The branding of the Muslim Brotherhood on Wednesday as a terrorist organization was followed up on Thursday by a number of additional moves designed to push the group underground.

In addition to jail terms for protesting for or promoting the Brotherhood, hotlines have been set up so citizens can report people they think are members of the group.

The Muslim Brotherhood also claimed on its website that the government froze the funds of 1,055 of its alleged charities and that as a result the generals would allow Christian missionaries to convert poor Muslims.

“There’s no reason to fear or worry, the Egyptian army will sacrifice itself for Egypt and Egyptians, and those who harm you will vanish from the face of the earth,” Gen.
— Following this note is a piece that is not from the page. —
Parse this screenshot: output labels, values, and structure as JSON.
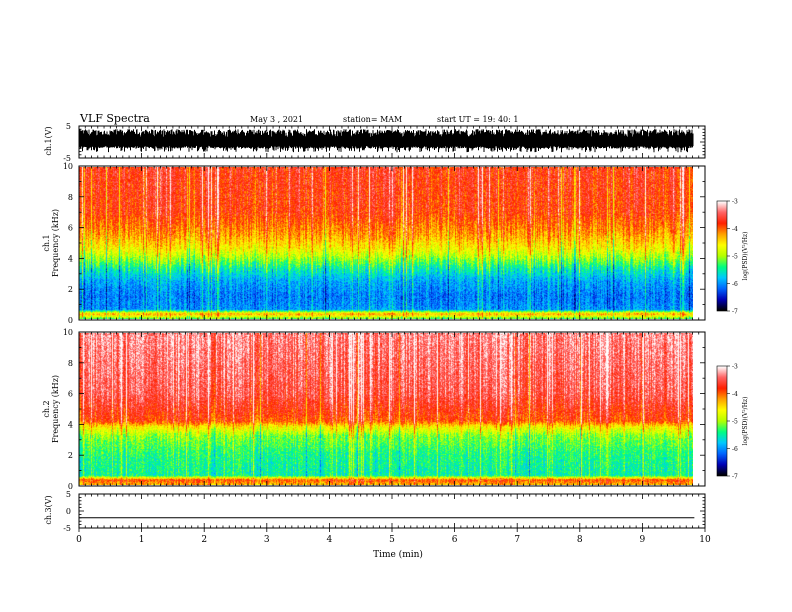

Abdel Fattah al-Sisi declared on Thursday, according to Ahram Online.

The next stage will probably include mass arrests, trials and incarcerations of Muslim Brotherhood members and their supporters, a move that will upset many in the West who will see these actions as totalitarian and against democracy.

Some analysts believe, however, that the West and Israel should be greatly satisfied with the Egyptian government crackdown on Islamists, as it is keeping anti-Western and anti-Semitic forces at bay.

According to Yigal Carmon, president of the Washington- based Middle East Media Research Institute (MEMRI), “The current fight by the interim Egyptian regime against the Muslim Brotherhood is a heroic battle for the separation of religion and state. This is a battle that was waged in the West many years ago.

“The West should support it, since it is inconceivable that the values that the West cherishes should only be for it, while different criteria are applied to the Arabs,” he said. “This is racism.”

“The Egyptians have bypassed many countries, including Israel, in the battle for modern values,” Carmon added.

Zvi Mazel, who served as Israel’s sixth ambassador to Egypt and is a fellow at the Jerusalem Center for Public Affairs and a contributor to this newspaper, said, “I think what can be said today is that the internal security forces are ready for major clashes with possible new demonstrations under the new decree declaring the Muslim Brotherhood a terrorist organization.”

The decree is a blow to all Brotherhood political parties in the world, said Mazel.

Sisi must win and calm the situation in order to continue with the upcoming constitutional referendum, he said, adding that once the people vote in favor of the army-backed document, the Islamist group “will not have any pretext to continue their resistance.”

The question everyone is asking now is whether the government’s heightened efforts will lead to even more violence, at least in the short term, before the army is able to calm the situation.